The Centers for Medicare & Medicaid Services will roll out a new initiative to streamline quality measures, according to Seema Verma, administrator of the agency.
Verma announced the new approach, “Meaningful Measures,” at a plenary session today at the Health Care Payment Learning and Action Network (LAN) Fall Summit in Arlington, Virginia.
“We need to move from fee-for-service to a system that pays for value and quality—but how we define value and quality today is a problem,” Verma said in the official announcement. “We all know it: Clinicians and hospitals have to report an array of measures to different payers. There are many steps involved in submitting them, taking time away from patients. Moreover, it’s not clear whether all of these measures are actually improving patient care.”

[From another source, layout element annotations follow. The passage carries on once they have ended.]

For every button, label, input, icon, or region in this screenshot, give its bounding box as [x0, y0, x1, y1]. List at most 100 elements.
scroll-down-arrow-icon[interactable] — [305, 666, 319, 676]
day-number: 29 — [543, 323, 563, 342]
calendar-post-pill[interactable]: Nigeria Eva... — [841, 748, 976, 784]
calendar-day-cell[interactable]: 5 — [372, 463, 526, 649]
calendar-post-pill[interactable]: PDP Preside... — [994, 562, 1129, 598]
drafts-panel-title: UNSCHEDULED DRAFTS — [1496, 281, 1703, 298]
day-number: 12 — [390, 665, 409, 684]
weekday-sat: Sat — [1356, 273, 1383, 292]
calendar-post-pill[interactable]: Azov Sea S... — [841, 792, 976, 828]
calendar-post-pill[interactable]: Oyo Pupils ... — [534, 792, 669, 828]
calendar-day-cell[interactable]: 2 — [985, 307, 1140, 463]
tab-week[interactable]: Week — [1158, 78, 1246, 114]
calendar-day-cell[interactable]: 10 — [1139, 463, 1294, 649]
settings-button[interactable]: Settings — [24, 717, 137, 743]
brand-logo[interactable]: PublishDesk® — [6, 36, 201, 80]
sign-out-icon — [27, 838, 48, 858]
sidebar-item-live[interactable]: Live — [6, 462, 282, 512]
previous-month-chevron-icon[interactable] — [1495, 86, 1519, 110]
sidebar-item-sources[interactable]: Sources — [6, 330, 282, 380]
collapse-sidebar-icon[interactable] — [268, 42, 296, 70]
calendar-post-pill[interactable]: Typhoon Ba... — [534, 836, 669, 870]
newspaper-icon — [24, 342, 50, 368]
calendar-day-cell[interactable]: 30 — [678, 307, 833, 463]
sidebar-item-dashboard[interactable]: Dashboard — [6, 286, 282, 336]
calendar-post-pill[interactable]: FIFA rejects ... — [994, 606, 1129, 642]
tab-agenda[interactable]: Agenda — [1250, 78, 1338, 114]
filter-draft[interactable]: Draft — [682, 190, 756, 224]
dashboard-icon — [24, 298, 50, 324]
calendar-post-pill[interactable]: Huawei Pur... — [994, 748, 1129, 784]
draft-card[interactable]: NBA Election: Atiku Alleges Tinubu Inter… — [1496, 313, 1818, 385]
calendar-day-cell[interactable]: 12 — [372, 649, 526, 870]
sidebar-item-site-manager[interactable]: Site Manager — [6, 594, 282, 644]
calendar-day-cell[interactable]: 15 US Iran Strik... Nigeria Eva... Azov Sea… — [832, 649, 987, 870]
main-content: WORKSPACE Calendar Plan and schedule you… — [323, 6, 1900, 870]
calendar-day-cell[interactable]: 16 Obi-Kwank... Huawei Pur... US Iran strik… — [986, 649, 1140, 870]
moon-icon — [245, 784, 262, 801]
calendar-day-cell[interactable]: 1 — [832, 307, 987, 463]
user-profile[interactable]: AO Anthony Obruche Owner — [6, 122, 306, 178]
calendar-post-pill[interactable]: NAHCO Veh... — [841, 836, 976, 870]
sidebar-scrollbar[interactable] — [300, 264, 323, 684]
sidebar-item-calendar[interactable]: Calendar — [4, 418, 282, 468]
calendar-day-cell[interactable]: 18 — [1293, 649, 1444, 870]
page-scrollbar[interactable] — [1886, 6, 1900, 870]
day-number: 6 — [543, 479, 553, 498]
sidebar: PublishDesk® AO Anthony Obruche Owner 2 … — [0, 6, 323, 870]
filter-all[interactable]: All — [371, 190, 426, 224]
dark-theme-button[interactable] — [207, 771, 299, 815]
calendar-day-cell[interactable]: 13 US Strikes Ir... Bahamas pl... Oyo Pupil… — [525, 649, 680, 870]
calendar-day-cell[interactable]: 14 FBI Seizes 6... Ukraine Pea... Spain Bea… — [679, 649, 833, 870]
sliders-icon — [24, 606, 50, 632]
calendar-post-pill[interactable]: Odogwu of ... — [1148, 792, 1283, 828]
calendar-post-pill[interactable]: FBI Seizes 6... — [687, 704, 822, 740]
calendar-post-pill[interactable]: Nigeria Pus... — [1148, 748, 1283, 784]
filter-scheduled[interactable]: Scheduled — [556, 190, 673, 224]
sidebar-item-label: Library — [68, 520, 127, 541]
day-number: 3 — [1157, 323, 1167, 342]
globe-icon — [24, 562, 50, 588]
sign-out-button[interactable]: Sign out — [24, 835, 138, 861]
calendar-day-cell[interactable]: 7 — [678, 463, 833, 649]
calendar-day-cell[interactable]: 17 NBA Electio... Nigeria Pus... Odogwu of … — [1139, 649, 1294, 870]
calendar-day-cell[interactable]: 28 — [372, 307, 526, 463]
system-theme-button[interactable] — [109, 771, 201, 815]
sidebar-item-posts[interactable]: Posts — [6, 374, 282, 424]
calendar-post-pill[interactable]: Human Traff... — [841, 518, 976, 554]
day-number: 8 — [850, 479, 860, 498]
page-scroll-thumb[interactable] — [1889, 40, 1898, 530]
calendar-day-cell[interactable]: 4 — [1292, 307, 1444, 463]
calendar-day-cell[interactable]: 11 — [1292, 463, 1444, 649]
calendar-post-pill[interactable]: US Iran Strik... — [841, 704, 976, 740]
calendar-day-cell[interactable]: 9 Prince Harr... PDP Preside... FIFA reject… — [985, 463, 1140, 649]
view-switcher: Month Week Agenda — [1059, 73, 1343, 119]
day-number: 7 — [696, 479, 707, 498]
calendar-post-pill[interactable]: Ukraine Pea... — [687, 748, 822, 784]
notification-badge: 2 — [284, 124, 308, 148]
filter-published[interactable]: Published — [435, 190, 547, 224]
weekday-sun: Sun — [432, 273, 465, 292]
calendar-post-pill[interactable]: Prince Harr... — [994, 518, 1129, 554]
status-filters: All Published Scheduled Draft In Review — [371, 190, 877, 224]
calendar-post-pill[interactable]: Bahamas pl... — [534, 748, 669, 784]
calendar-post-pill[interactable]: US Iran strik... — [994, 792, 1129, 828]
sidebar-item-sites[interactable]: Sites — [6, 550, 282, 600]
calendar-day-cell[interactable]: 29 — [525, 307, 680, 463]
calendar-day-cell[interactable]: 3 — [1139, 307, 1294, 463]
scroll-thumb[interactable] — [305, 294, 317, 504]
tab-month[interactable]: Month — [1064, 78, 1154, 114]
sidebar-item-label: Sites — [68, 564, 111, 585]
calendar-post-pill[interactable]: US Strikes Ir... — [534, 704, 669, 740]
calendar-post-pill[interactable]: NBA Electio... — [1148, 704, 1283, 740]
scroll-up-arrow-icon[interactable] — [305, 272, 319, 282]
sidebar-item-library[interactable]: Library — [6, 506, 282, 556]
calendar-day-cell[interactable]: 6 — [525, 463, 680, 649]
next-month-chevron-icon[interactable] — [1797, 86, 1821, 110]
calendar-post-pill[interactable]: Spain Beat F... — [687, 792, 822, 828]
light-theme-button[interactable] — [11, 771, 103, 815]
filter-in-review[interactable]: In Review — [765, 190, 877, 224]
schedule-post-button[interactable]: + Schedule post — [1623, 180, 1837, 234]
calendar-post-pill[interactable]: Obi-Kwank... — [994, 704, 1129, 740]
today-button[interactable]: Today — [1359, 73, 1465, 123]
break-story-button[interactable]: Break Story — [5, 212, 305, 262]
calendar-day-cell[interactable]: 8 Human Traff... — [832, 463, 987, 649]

Meaningful Measures will allow providers to assess core issues that are most vital to providing high-quality care and improving patient outcomes. The agency, she said, aims to focus on outcome-based measures going forward, as opposed to trying to micromanage processes. It also wants to promote efforts that will give providers more flexibility in innovation and patient engagement and minimize administrative burdens associated with the Medicare Access and Chip Reauthorization Act.
“Our overall vision is to reinvent the agency to put patients first,” she said during her address. “We want to partner with patients, providers, payers and others to achieve this goal.”
Her top priority, therefore, is to ease regulatory burden that she said is destroying the doctor-patient relationship. Although regulations are important to ensure quality and safety, she said if the rules are too complex or misguided, they can have a “suffocating effect on healthcare delivery” by shifting the focus on unnecessary paperwork, and ultimately increase the cost of care.
Verma’s remarks come in the wake of her launch of a national listening tour to get feedback from providers on regulatory reform. The agency, she said wants to reduce unnecessary burden and increase efficiencies, so providers can spend more time with patients.